Placental P-glycoprotein (P-gp) acts to protect the developing fetus from exogenous compounds. This protection declines with advancing gestation leaving the fetus and fetal brain vulnerable to these compounds and potential teratogens in maternal circulation. This vulnerability may be more pronounced in pregnancies complicated by infection, which is common during pregnancy. Pro-inflammatory cytokines (released during infection) have been shown to be potent inhibitors of P-gp, but nothing is known regarding their effects at the developing blood-brain barrier (BBB). We hypothesized that P-gp function and expression in endothelial cells of the developing BBB will be inhibited by pro-inflammatory cytokines. We have derived brain endothelial cell (BEC) cultures from various stages of development of the guinea pig: gestational day (GD) 50, 65 (term ~68 days) and postnatal day (PND) 14. Once these cultures reached confluence, BECs were treated with various doses (10(0)-10(4 )pg/mL) of pro-inflammatory cytokines: interleukin-1β (IL-1β), interleukin-6 (IL-6) or tumor necrosis factor- α (TNF-α). P-gp function or abcb1 mRNA (encodes P-gp) expression was assessed following treatment.
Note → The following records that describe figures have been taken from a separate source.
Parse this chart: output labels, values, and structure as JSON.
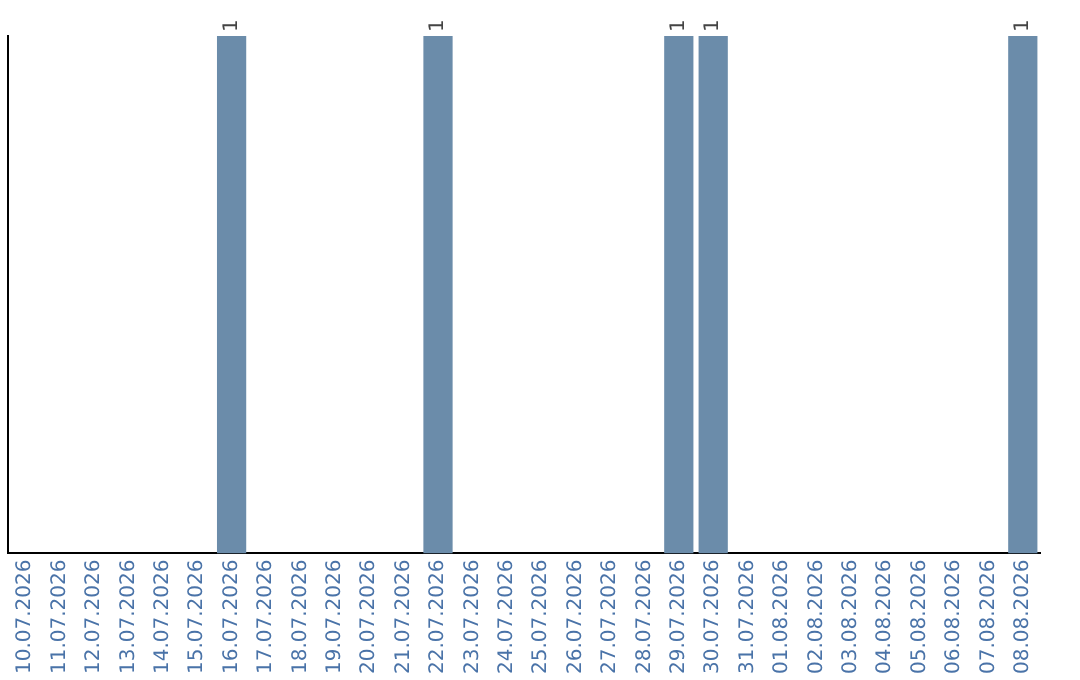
{
  "chart_data": {
    "type": "bar",
    "categories": [
      "10.07.2026",
      "11.07.2026",
      "12.07.2026",
      "13.07.2026",
      "14.07.2026",
      "15.07.2026",
      "16.07.2026",
      "17.07.2026",
      "18.07.2026",
      "19.07.2026",
      "20.07.2026",
      "21.07.2026",
      "22.07.2026",
      "23.07.2026",
      "24.07.2026",
      "25.07.2026",
      "26.07.2026",
      "27.07.2026",
      "28.07.2026",
      "29.07.2026",
      "30.07.2026",
      "31.07.2026",
      "01.08.2026",
      "02.08.2026",
      "03.08.2026",
      "04.08.2026",
      "05.08.2026",
      "06.08.2026",
      "07.08.2026",
      "08.08.2026"
    ],
    "values": [
      0,
      0,
      0,
      0,
      0,
      0,
      1,
      0,
      0,
      0,
      0,
      0,
      1,
      0,
      0,
      0,
      0,
      0,
      0,
      1,
      1,
      0,
      0,
      0,
      0,
      0,
      0,
      0,
      0,
      1
    ],
    "value_labels": [
      null,
      null,
      null,
      null,
      null,
      null,
      "1",
      null,
      null,
      null,
      null,
      null,
      "1",
      null,
      null,
      null,
      null,
      null,
      null,
      "1",
      "1",
      null,
      null,
      null,
      null,
      null,
      null,
      null,
      null,
      "1"
    ],
    "color": "#6b8caa",
    "grid": false,
    "legend": false,
    "tick_labels": "x"
  }
}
Incubation of GD50 BECs with IL-1β, IL-6 or TNF-α resulted in no change in P-gp function. GD65 BECs displayed a dose-dependent decrease in function with all cytokines tested; maximal effects at 42%, 65% and 34% with IL-1β, IL-6 and TNF-α treatment, respectively (P<0.01). Inhibition of P-gp function by IL-1β, IL-6 and TNF-α was even greater in PND14 BECs; maximal effects at 36% (P<0.01), 84% (P<0.05) and 55% (P<0.01), respectively. Cytokine-induced reductions in P-gp function were associated with decreased abcb1 mRNA expression. These data suggest that BBB P-gp function is increasingly responsive to the inhibitory effects of pro-inflammatory cytokines, with increasing developmental age. Thus, women who experience infection and take prescription medication during pregnancy may expose the developing fetal brain to greater amounts of exogenous compounds - many of which are considered potentially teratogenic.